Arts

Exposition Mémories de Benjamin Lacombe

Exposition Mémories de Benjamin Lacombe

13 décembre 2011 | PAR Sandrine et Igor Weislinger

Dans une mise en scène splendide et flamboyante, presque théâtrale, avec rideaux pourpres, vitrail rouge en vitrine, poupées et cadres splendidement travaillés, mêlant tous les styles de l’ancien au moderne, mais privilégiant toujours l’esthétisme, les dessins de Benjamin Lacombe sont en valeur comme jamais.

 

 

 

Benjamin Lacombe porterait mieux son nom s’il s’appelait Latombe. Son goût pour le romantico-macabre, le morbide, le sanglant, le ténébreux, le malsain ressort dans la majorité de ses dessins.
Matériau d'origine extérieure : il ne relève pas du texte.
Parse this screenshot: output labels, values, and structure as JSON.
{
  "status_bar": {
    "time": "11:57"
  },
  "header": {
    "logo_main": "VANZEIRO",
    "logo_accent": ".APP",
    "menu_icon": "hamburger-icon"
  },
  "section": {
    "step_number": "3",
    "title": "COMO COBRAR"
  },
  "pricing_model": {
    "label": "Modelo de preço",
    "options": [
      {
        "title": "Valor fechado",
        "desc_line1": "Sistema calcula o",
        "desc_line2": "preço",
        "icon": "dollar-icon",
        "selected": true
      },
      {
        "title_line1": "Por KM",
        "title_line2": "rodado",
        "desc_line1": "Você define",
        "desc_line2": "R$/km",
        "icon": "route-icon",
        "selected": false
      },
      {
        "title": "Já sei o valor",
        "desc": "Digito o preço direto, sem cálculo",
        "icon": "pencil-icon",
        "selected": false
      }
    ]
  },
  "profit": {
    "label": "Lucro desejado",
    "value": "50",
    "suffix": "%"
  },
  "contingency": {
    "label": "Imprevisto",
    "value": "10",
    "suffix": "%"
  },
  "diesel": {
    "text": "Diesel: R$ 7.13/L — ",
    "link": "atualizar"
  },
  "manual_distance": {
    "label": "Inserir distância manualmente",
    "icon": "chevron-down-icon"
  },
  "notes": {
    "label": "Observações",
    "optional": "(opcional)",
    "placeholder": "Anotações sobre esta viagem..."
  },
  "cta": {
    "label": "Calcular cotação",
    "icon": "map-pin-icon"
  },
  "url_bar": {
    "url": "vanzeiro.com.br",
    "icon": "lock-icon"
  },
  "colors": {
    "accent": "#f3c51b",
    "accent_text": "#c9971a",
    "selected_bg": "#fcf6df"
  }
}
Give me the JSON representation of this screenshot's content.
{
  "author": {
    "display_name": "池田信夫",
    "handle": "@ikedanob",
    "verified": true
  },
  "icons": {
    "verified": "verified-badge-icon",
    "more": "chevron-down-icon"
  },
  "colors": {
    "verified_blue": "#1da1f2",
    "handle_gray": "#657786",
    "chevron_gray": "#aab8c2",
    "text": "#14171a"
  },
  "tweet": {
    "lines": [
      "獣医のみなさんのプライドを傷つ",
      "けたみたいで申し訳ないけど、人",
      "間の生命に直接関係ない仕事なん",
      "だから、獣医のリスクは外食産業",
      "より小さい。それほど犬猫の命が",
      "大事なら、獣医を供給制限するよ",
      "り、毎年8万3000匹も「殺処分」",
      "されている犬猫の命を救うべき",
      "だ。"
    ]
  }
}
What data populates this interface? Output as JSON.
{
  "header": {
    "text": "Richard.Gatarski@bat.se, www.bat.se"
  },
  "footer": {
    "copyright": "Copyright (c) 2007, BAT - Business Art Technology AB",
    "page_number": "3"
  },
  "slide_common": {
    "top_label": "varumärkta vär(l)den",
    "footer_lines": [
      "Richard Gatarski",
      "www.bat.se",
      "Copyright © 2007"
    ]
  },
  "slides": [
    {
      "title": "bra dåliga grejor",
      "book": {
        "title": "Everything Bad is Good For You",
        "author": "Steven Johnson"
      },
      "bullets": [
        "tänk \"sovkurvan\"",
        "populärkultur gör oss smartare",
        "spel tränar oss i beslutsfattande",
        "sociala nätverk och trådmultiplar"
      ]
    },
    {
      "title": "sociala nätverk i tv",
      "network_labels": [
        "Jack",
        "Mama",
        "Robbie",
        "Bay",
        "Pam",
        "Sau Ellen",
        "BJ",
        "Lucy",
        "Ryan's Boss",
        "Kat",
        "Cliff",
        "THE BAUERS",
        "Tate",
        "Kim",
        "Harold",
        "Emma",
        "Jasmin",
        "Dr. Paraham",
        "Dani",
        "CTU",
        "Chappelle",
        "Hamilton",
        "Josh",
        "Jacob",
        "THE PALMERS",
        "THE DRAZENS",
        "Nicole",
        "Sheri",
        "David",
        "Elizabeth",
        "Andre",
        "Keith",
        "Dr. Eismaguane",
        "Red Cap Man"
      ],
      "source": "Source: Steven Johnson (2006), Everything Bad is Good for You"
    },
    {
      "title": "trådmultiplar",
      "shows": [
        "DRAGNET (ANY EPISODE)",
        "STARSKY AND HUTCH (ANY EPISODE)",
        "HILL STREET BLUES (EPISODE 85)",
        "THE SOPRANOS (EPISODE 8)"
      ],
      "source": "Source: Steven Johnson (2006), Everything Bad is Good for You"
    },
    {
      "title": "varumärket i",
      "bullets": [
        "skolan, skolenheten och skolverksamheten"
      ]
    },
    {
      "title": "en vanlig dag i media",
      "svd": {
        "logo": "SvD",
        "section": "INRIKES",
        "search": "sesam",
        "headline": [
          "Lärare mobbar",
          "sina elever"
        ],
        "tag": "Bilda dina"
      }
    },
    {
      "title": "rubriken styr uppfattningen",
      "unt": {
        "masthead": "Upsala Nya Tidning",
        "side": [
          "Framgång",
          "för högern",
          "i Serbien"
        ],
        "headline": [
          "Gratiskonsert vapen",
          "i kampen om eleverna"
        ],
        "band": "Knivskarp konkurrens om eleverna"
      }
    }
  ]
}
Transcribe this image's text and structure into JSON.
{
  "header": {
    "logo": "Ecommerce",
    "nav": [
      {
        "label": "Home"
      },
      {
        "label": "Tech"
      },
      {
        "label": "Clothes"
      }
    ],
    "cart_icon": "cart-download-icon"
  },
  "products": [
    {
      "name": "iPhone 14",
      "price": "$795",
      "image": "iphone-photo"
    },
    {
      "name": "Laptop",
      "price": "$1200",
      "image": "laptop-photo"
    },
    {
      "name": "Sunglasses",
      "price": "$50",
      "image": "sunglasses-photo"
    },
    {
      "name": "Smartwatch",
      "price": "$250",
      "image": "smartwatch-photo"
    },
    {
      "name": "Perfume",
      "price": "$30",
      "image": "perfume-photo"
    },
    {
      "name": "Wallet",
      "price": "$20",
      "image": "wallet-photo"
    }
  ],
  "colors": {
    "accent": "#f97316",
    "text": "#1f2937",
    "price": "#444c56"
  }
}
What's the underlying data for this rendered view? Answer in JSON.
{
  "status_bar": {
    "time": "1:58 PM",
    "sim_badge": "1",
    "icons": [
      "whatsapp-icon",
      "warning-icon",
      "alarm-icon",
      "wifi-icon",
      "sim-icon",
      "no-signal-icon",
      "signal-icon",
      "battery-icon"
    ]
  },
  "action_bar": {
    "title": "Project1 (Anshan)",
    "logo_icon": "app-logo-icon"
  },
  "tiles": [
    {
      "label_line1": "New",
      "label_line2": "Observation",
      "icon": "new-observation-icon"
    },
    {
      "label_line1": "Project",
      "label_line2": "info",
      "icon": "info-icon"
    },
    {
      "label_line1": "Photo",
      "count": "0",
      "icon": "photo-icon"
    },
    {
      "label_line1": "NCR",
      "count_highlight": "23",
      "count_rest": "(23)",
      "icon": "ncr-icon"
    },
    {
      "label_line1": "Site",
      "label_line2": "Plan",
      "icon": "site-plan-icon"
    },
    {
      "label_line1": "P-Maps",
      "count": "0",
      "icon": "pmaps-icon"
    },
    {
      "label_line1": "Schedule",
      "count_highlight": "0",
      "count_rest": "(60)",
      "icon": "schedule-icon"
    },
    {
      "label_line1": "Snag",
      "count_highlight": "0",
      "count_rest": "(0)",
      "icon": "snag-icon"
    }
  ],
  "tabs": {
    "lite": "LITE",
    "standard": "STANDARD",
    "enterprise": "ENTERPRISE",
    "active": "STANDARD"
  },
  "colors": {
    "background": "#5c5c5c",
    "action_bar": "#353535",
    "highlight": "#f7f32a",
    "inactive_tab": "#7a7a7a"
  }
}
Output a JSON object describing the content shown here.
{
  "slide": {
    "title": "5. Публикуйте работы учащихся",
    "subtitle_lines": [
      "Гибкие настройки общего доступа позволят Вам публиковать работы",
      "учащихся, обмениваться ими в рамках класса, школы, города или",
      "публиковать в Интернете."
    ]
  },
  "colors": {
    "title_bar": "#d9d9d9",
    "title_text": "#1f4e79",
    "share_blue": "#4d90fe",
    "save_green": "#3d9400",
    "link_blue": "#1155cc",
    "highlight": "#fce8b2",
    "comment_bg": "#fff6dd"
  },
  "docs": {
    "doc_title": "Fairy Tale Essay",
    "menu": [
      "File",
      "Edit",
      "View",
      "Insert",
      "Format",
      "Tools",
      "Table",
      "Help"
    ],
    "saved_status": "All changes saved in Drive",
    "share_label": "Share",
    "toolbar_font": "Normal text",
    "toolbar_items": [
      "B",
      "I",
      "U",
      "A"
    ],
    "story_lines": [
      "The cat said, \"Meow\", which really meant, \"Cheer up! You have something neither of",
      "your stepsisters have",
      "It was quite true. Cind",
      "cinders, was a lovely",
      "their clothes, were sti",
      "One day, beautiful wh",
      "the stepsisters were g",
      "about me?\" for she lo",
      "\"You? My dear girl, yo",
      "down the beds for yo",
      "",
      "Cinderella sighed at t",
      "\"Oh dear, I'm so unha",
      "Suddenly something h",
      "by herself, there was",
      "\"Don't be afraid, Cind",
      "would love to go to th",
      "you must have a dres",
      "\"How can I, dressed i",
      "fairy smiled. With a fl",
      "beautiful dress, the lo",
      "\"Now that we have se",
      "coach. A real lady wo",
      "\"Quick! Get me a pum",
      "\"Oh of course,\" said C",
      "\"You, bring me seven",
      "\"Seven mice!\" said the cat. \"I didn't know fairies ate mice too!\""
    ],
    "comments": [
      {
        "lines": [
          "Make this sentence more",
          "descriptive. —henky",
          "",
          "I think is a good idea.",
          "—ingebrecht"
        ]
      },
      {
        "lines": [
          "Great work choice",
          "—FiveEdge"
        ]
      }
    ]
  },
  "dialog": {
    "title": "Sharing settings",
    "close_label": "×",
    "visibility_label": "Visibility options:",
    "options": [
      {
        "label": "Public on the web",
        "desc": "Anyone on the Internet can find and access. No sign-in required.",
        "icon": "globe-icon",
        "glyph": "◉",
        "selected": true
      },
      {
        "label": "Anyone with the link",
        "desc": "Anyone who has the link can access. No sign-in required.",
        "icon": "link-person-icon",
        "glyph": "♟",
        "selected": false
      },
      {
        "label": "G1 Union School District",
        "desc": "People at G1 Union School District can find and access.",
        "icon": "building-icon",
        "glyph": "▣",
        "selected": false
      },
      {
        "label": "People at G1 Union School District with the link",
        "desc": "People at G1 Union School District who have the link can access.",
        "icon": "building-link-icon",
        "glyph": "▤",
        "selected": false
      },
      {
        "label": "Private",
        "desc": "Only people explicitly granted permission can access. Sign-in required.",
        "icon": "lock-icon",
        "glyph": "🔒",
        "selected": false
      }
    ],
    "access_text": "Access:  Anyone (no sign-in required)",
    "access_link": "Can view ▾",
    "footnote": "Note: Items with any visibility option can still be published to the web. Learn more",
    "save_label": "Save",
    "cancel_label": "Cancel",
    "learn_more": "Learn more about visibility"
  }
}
Nous lui connaissons pourtant d’autres œuvres en particulier le mérite d’être l’auteur (et non le dessinateur) de l’excellent album Blues Bayou (sorti en 2009 chez Milan jeunesse) avec Daniela Cytrin au dessin, une histoire poétique faite pour donner aux enfants le goût de la musique et de l’amitié. Il sait aussi faire des dessins mignons comme de petits animaux: tortue, singes… pour accompagner le conte de Mimi Barthélémy: Pourquoi la carapace de la tortue…? A moins de trente ans, ce talentueux dessinateur, qui s’est fait connaître depuis cinq ans à peine, est en train de devenir l’un des illustrateurs français les plus célèbres du monde. Pour cette exposition, il a réalisé une vingtaine de dessins, et de figurines originales avec l’aide de Julien Martinez, en outre de ses planches originales d’albums précédents.

 

 

L’auteur-illustrateur est partout en cette période de fêtes. Il dédicaçait ses ouvrages à la galerie L’art de rien dans le XVIIIème  samedi 10 décembre, il est exposé dans le monde entier, copié, reproduit, sérigraphié, décliné en produits dérivés, adulé des amoureux du fantastique, du poétique et du gothique. Nous découvrons ici en avant-première ses dessins pour Memories ainsi que des  illustrations originales de L’herbier des fées, Blanche-Neige, Les contes macabres, Notre-Dame de Paris et Il était une fois. L’effet des dessins, vus de près,  est saisissant, les couleurs flamboyantes, les contrastes entre le rouge et le noir contribuent à créer un monde inquiétant, surnaturel et menaçant dans lequel les personnages  comme Mary et Ann, les poupées dans la vitrine de l’exposition, nous séduisent et nous font peur tout à la fois. Les regards des personnages sont glacés, ils nous fixent d’un air dur ou se dérobent, diffusant une impression de vie fantomatique, surnaturelle. Ils semblent comme possédés par des démons. Ce monde a un aspect victorien: il en a la froideur et la rigidité mais le feu se distille sous la glace comme sur la couverture du Blanche-Neige que l’illustrateur a faite.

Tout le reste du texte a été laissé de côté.